The bottom line is that in all instances, care must be taken when personal information is processed and published by the media and other publishers. And in order to ensure that the necessary level of care is taken, there should be an appropriate code of ethics, which sets out the safeguards for the protection of personal information. Popia provides useful guidance in this respect – Section 7(3) lists certain factors which will be considered when determining whether a code of ethics provides adequate safeguards for the processing of personal information by journalists or not. These factors include the importance of freedom of expression and the need to balance the public interest in allowing the free flow of information while also safeguarding the protection of personal information, as well as standards of professional integrity for journalists.

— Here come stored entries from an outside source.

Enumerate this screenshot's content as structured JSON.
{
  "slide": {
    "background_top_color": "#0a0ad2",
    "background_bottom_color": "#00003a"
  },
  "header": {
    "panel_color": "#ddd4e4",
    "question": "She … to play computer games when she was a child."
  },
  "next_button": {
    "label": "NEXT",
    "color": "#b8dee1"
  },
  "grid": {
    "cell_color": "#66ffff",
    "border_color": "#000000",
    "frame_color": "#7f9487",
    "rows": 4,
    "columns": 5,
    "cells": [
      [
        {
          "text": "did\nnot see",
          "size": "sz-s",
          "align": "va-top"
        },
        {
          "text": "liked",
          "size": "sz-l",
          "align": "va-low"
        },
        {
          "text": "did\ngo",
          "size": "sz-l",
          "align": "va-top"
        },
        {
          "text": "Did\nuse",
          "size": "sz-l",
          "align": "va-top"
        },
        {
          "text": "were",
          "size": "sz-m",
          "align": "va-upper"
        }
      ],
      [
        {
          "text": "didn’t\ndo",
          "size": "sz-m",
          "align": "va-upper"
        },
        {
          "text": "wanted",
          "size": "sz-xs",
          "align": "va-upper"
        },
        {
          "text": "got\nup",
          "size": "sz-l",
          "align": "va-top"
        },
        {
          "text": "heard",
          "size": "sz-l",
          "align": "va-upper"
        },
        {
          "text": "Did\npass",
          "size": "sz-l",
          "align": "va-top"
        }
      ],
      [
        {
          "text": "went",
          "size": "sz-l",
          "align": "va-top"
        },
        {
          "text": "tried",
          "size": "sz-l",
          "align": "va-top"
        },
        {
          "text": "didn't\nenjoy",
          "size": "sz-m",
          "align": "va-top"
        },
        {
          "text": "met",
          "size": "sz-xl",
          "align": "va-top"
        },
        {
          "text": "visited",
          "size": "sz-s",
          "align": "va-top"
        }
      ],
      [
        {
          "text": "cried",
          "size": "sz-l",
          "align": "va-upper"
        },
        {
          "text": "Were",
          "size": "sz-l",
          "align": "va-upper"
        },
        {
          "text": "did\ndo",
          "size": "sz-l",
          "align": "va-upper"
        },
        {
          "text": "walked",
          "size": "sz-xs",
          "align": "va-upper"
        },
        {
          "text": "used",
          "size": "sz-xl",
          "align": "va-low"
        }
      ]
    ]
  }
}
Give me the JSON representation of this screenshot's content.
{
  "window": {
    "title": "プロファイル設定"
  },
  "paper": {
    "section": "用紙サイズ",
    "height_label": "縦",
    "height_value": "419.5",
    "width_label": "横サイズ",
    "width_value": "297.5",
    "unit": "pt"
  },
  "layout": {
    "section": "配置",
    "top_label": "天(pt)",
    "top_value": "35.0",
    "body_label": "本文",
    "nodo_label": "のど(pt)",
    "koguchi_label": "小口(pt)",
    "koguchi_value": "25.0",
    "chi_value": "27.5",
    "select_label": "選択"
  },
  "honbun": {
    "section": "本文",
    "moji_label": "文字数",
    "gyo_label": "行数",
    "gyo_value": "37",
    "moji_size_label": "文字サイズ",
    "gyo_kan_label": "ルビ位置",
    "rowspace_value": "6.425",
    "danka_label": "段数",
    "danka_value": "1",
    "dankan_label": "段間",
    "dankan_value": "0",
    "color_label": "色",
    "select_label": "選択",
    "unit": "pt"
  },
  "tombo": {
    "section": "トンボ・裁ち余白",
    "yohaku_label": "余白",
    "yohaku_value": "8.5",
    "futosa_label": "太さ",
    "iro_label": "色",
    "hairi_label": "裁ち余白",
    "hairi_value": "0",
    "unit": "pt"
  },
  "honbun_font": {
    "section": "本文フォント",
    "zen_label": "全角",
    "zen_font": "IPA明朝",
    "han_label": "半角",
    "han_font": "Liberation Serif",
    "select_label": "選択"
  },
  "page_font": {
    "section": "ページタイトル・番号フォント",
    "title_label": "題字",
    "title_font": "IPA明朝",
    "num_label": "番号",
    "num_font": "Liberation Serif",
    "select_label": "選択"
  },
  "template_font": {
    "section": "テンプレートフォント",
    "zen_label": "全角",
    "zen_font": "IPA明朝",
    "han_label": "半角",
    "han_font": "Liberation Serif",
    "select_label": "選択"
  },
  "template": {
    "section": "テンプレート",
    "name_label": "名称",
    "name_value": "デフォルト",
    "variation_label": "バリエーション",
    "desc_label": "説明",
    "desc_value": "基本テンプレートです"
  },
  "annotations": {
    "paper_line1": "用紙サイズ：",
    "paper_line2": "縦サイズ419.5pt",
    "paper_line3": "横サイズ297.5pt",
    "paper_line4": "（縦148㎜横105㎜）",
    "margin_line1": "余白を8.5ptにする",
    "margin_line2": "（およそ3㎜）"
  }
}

What these factors indicate is that the implementation of an appropriate data protection code which governs solely journalistic activities will ensure that the media’s freedom of expression is protected, while also ensuring that this freedom is reconciled and appropriately balanced with the right of data subjects to the protection of their personal information. It will also exempt the media from the onerous obligations under Popia which often conflict with the media’s rights to freedom of expression.
In addition, while such a code will not protect the media against common law privacy claims, it will provide a level of protection against the type of claim launched by Prince Harry on data protection grounds and from the potentially exorbitant data breach fines imposed under Popia. DM
Lavanya Pillay is a senior associate at law firm Webber Wentzel.